Malaise au sein du parti
Le malaise est plus palpable au sein même du parti où des égos surdimensionnés se livrent à des combats de coqs. Trois tendances sont à relever: l’aile gauche majoritaire croyant profondément à l’émergence d’un parti au-dessus de toute personnalité et pour qui Caid Essebsi n’est que le fondateur. Certains nous diront même :
Il est le fondateur du parti. Il l’a amené de son propre chef le plus haut possible. Maintenant, il doit songer à son avenir en préparant des hommes d’Etat capable de prendre leurs responsabilités, de les assumer et d’accepter en cas d’échec les exigences de la démocratie. Certains au sein du parti croient que le plus dur a été fait. Faux et archi-faux, le plus dur reste à venir : montrer à nos électeurs que nous les avons écoutés, faire ce qu’ils nous ont demandés, et garder leur confiance, affirme un membre du Bureau Exécutif.
L’avenir du parti en dépend grandement. Si la rhétorique du « vote utile » a marché une fois, une déconfiture sur les cinq prochaines années de la politique de Nidaa Tounes, lui fera perdre toute crédibilité, auprès d’un électorat dont le vote a été influencé par deux facteurs : l’échec de la Troïka et la personnalité de Caid Essebsi.
Il n’y a pas, aujourd’hui, une autre personnalité de la trempe de Caid Essebsi, une personne capable de fédérer autant que lui et capable à lui tout seul de faire remporter à son parti une élection nationale. Si nous tombons dans le jeu d’une nouvelle « Troïka » , en ouvrant le prochain gouvernement à tout le monde, nous risquons de subir de plein fouet ce qu’a subi Ennahda, avec pour risque de la voir s’installer durablement comme premier parti du pays. Nous aurons alors tous échoué à maintenir la confiance de nos électeurs, nous a confié un membre du Bureau Exécutif de Nidaa Tounes.
La deuxième tendance observée est celle de la « garde rapprochée » fidèle à Caid Essebsi.
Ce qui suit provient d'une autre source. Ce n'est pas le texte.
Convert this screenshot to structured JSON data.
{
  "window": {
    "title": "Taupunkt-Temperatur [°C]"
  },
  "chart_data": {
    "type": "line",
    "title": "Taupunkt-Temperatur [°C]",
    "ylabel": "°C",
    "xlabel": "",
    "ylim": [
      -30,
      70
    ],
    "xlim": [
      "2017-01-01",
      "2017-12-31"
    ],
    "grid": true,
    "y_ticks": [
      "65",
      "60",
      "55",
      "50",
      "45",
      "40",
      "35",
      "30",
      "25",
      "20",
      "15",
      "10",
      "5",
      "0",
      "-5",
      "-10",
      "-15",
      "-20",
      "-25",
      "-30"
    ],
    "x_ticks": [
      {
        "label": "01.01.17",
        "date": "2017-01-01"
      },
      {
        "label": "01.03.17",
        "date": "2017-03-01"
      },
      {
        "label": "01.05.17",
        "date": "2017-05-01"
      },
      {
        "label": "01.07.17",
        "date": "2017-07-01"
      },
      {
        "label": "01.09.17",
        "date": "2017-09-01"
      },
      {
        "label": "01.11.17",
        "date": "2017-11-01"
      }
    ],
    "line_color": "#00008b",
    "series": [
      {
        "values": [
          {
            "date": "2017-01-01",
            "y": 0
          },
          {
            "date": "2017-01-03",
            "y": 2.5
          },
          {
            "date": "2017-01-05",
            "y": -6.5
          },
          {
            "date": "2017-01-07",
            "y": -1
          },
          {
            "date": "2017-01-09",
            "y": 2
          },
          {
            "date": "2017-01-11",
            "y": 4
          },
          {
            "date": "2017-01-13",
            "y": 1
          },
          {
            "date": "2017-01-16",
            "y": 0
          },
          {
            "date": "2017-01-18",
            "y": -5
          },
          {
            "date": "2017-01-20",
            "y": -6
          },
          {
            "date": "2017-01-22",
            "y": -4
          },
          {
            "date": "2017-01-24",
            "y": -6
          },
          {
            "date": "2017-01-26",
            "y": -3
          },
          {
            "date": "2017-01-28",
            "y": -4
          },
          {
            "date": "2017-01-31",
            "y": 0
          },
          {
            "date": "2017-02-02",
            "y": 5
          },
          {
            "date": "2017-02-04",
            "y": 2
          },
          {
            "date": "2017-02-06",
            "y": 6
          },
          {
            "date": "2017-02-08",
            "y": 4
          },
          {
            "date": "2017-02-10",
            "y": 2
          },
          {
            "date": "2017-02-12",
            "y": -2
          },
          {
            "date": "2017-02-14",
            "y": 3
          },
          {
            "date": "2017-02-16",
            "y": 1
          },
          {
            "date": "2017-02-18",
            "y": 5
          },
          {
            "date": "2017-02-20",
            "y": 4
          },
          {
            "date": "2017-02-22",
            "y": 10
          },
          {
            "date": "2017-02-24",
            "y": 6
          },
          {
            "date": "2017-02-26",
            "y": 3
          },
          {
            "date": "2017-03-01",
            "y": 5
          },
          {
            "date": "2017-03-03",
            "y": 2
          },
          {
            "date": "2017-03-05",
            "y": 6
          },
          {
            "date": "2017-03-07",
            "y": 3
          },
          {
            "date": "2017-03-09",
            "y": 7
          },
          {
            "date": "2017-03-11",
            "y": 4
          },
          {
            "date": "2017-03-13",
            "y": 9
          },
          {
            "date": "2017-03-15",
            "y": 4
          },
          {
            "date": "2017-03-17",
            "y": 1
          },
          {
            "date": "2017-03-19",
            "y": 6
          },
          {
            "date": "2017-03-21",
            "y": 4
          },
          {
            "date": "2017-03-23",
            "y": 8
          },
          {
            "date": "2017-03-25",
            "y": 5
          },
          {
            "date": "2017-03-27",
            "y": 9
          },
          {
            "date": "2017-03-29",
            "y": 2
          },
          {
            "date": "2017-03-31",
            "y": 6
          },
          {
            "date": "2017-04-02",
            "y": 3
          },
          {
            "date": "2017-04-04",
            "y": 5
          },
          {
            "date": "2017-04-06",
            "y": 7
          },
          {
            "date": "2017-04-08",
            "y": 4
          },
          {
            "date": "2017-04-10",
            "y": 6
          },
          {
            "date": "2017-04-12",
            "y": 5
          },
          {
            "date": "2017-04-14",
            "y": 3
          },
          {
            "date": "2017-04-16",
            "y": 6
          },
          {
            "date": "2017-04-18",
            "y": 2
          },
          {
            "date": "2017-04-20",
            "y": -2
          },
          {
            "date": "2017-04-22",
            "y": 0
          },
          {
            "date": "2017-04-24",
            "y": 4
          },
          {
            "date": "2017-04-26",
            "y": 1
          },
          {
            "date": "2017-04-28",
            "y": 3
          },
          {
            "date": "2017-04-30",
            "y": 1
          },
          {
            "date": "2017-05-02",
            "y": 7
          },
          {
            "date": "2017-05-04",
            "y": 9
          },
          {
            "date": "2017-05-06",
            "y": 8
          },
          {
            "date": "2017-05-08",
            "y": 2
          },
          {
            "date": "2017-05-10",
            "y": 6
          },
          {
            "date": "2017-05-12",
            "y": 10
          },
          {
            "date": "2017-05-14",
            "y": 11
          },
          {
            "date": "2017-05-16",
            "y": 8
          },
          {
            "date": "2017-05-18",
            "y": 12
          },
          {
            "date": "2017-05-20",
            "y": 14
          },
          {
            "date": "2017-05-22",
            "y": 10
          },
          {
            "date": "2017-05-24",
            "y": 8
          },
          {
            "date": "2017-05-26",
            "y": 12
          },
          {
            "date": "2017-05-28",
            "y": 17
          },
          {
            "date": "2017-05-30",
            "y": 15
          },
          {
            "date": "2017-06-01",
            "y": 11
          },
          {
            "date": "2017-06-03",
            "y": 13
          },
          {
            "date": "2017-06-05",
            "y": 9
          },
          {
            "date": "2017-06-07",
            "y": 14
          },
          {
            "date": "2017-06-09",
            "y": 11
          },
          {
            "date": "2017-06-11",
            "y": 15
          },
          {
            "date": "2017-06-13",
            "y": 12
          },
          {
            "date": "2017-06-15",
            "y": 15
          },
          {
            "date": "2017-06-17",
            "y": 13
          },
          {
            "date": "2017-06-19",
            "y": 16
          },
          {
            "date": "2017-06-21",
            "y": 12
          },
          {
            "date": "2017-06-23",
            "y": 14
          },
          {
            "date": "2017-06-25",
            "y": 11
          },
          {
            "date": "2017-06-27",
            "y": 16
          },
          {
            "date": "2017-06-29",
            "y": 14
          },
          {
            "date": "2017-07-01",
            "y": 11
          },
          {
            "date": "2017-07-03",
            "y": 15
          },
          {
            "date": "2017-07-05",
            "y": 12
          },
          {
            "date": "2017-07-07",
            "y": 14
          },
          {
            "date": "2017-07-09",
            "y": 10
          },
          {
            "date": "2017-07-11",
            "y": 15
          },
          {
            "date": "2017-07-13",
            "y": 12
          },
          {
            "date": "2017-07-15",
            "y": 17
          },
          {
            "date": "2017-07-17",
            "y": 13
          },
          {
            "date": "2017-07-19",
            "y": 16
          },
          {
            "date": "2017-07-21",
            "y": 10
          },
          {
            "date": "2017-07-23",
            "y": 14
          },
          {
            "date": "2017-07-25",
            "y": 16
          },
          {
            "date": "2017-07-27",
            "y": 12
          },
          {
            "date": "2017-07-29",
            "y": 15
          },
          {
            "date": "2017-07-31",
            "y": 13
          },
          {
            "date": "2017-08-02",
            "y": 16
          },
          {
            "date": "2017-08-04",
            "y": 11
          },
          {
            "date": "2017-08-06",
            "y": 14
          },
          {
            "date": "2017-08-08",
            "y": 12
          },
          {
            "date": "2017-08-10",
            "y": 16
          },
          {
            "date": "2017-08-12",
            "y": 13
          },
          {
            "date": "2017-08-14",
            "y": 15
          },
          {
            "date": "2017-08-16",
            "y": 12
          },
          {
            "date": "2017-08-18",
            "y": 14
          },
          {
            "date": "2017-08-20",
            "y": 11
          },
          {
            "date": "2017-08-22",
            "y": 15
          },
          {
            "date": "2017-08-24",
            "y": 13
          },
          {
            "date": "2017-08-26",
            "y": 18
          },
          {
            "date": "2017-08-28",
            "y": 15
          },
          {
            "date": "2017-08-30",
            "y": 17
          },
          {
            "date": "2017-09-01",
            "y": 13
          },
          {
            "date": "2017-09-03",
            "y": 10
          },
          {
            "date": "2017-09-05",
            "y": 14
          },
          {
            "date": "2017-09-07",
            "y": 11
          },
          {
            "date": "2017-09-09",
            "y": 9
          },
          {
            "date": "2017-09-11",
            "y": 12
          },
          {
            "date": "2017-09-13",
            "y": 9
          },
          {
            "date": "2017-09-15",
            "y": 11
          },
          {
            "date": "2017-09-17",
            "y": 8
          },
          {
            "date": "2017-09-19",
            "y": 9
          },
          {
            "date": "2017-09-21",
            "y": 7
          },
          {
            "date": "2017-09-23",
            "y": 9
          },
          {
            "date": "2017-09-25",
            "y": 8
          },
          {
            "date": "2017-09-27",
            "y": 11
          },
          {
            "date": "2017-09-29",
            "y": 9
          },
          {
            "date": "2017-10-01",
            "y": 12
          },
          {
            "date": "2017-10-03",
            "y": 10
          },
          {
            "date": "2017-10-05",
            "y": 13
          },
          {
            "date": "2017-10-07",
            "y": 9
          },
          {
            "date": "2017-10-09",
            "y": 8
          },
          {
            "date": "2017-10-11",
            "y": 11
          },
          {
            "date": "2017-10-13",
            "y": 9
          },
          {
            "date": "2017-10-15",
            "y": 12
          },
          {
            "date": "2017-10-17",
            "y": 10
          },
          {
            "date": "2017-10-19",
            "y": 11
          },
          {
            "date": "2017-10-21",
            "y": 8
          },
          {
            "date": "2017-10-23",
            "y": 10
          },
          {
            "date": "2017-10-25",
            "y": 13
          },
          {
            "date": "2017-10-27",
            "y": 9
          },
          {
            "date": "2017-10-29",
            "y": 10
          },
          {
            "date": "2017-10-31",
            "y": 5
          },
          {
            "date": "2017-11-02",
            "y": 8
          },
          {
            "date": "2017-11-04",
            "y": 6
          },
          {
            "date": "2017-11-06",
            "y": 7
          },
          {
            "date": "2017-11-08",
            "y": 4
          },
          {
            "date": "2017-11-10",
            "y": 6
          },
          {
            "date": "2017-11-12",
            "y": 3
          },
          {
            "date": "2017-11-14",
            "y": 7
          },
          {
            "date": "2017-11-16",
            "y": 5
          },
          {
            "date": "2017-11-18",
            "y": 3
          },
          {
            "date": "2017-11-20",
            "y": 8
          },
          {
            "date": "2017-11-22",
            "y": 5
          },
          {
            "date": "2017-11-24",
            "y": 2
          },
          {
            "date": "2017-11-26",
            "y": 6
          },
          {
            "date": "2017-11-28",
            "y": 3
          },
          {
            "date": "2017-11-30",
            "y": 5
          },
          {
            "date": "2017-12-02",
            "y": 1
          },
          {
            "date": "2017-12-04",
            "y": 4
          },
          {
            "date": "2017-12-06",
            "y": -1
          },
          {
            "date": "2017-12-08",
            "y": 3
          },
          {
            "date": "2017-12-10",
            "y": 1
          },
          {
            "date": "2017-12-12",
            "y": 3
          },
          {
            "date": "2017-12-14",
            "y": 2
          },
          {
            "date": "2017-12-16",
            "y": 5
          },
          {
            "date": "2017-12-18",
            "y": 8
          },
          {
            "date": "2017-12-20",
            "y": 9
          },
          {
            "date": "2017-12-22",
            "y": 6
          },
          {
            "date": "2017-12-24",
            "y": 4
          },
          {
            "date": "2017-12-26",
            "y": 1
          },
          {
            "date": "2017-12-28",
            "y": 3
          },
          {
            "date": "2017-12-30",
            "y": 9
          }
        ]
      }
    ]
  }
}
Il voit en elle l’avenir du parti. Choyés et faisant partie de tous ses déplacements, les membres de cette garde n’hésitent pas à monter au créneau pour défendre l’indéfendable « entente » entre Ennahdha et Nidaa, espérant faire partie de l’avenir politique de la Tunisie.
Nous sommes tous fidèles au parti. Certains ont préféré être plus fidèles à Beji Caid Essebsi qu’au parti lui-même. Il est la figure de proue, certes, mais soyons réalistes. Il ne restera pas éternellement. Je ne suis pas contre l’idée d’ouvrir le gouvernement à d’autres partis. Cela est même nécessaire. Maintenant, il faut être pragmatique : soit on laisse Ennahdha dans l’opposition, soit on suit le même chemin. Auquel cas, on perd notre crédibilité, notre essence, notre raison d’être, estime une élue Nidaa Tounes à l’Assemblée des Représentants du Peuple.
Enfin, dernière tendance, minoritaire, celle des nostalgiques des méthodes de l’ancien régime. Si en théorie, ces derniers sont absents côté cour, ils sont bel et bien présents côté jardin, manipulant certains Nidaistes. Les discours polarisés, ce sont eux. Persuadés que ce rapprochement entre Nidaa et Ennahdha les éloignera de leur base, ils pratiquent la méthode Coué, attendant le moment opportun pour être la « troisième voie ».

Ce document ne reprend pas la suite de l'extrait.